Why Researchers Still Cite This 2017 Study Today
A study earns staying power when it solves a methodological problem others keep running into — and that's exactly what this 2017 work did. Researchers still cite it because it demonstrated how to integrate NPRI emissions data with satellite monitoring, sediment cores, and meteorological records to achieve credible source attribution.

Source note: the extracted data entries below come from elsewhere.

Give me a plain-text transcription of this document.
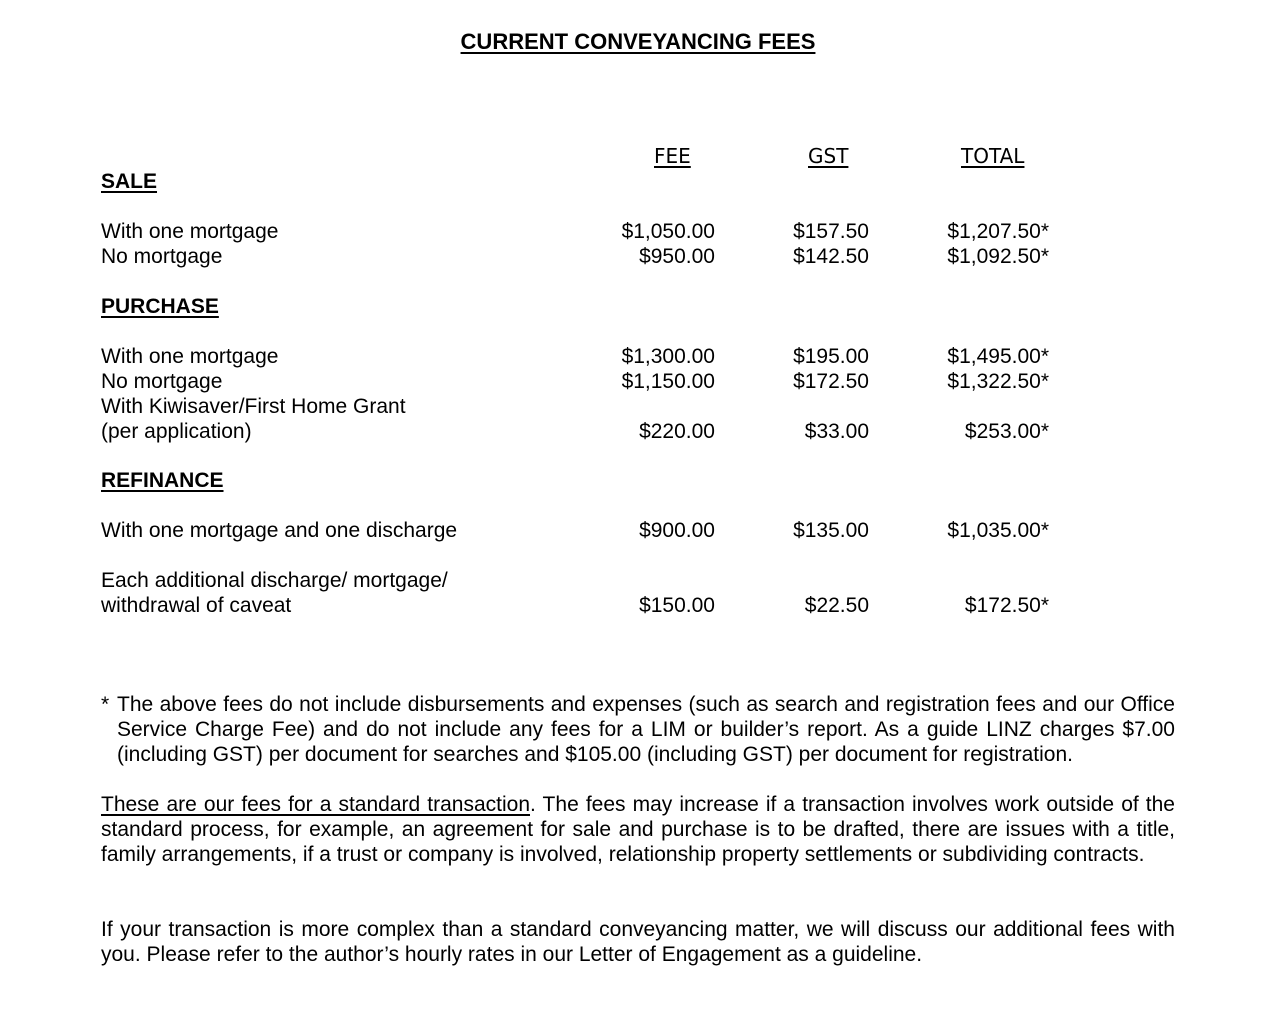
CURRENT CONVEYANCING FEES
FEE	GST	TOTAL
SALE
With one mortgage	$1,050.00	$157.50	$1,207.50*
No mortgage	$950.00	$142.50	$1,092.50*
PURCHASE
With one mortgage	$1,300.00	$195.00	$1,495.00*
No mortgage	$1,150.00	$172.50	$1,322.50*
With Kiwisaver/First Home Grant
(per application)	$220.00	$33.00	$253.00*
REFINANCE
With one mortgage and one discharge	$900.00	$135.00	$1,035.00*
Each additional discharge/ mortgage/
withdrawal of caveat	$150.00	$22.50	$172.50*
* The above fees do not include disbursements and expenses (such as search and registration fees and our Office Service Charge Fee) and do not include any fees for a LIM or builder’s report. As a guide LINZ charges $7.00 (including GST) per document for searches and $105.00 (including GST) per document for registration.
These are our fees for a standard transaction. The fees may increase if a transaction involves work outside of the standard process, for example, an agreement for sale and purchase is to be drafted, there are issues with a title, family arrangements, if a trust or company is involved, relationship property settlements or subdividing contracts.
If your transaction is more complex than a standard conveyancing matter, we will discuss our additional fees with you. Please refer to the author’s hourly rates in our Letter of Engagement as a guideline.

That combination wasn't common practice, and scientists working on long term trends in mercury, sulfur dioxide, and other pollutants needed a proven template.
You'll also notice NPRI data from 2006 — the inventory's most-cited year — appeared in 45 papers between 2008 and 2019. That pattern shows researchers repeatedly returning to foundational datasets.
When a study shows you how to use those datasets effectively across decades, it stays relevant well beyond its original publication date. The NPRI itself has operated since 1994 and tracks releases across over 300 pollutants, giving researchers an unusually deep well of longitudinal data to draw from.
Canada's broader regulatory landscape during this period was also shifting, with an Expert Panel established in August 2016 to review federal environmental assessment processes and recommend reforms to restore public confidence in how environmental impacts are evaluated.